Les incitants fonctionnent
On ne va pas discuter de la crédibilité de tous ces cas. En effet, si Nancy, l’infirmière, sort d’un master de quatre ans, il est peu probable qu’elle puisse afficher 42 ans de carrière à 63 ans, mais l’essentiel du message est là : les incitants fonctionnent.
“Encore faut-il être capable de travailler plus longtemps, rétorque Selena Carbonero. Le gouvernement part du principe que la norme est le travail à temps plein, sans circonstance de pénibilité. Mais dans la réalité, c’est totalement différent, et il favorise le temps partiel. Il assouplit une série de conditions (il supprime, par exemple, pour les temps partiels, l’obligation d’avoir au moins un tiers temps), il organise les flexi-jobs, les jobs étudiants, les heures supplémentaires incontrôlées et incontrôlables.
Dans les titres-services, 99% des offres sont des temps partiels. Il y a un déficit de places dans les crèches ou les accueils extra-scolaires. Je ne vois pas comment les femmes, qui constituent 80% des temps partiels et à qui on ne propose pas autre chose dans les secteurs où elles sont occupées, vont pouvoir aller gratter des heures pour compléter leurs horaires. Elles sont placées dans une situation inextricable.”
“Encore faut-il être capable de travailler plus longtemps…” – Selena Carbonero (FGTB)
Mais dans la réalité ?
Chacun présente donc une part de vérité. Oui, les incitants du gouvernement devraient pousser les gens à travailler plus longtemps. Et oui, il reste encore un espace pour partir à la pension avant l’âge légal sans être pénalisé, pour ceux qui commencent leur carrière assez tôt en tout cas.
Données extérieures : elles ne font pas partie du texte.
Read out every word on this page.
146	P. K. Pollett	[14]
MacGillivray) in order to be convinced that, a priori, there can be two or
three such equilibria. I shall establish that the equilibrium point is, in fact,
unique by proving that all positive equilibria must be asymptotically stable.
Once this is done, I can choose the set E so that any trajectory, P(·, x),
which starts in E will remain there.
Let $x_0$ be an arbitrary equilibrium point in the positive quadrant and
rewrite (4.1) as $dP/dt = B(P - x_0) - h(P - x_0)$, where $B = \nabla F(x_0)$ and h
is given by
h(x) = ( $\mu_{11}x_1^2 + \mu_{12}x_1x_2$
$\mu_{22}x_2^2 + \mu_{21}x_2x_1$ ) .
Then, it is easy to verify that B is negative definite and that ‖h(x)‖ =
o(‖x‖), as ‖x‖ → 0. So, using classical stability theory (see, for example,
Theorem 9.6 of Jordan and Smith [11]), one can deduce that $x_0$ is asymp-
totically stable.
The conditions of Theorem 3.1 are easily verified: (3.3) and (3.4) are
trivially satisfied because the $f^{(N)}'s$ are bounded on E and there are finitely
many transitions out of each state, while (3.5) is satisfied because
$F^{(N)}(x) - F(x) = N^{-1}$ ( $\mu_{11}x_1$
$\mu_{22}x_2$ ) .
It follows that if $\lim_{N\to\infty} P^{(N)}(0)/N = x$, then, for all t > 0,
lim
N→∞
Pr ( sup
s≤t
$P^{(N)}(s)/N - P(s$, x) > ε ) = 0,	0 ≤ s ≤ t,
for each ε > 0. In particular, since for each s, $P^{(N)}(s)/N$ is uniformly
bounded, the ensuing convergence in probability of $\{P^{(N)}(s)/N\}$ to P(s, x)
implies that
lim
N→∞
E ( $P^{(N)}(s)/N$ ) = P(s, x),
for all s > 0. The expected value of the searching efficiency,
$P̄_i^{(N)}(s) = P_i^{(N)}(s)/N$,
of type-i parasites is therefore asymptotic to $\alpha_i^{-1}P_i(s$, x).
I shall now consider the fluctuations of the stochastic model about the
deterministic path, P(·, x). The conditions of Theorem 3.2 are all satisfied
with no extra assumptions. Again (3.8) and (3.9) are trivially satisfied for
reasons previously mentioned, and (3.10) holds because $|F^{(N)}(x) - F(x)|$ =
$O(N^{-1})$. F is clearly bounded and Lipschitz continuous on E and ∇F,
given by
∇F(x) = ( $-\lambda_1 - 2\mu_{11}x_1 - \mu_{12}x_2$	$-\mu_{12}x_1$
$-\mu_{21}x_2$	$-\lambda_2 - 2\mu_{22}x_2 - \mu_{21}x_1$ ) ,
Mais oui, la situation des travailleurs aujourd’hui à temps partiel, et plus spécialement des femmes et des malades de longue durée, va se compliquer avec la réforme mise en place.
Et oui, la série de mesures qui favorisent l’emploi des “insiders”, ceux qui sont déjà dans le système (jobs étudiants, flexi-jobs pour les pensionnés, heures supplémentaires…) va compliquer la tâche des “outsiders”, ceux qui cherchent à entrer sur le marché du travail, avec des répercussions sur leur pension future.
Et oui, c’est donc compliqué d’estimer l’impact réel qu’aurait cette réforme des pensions.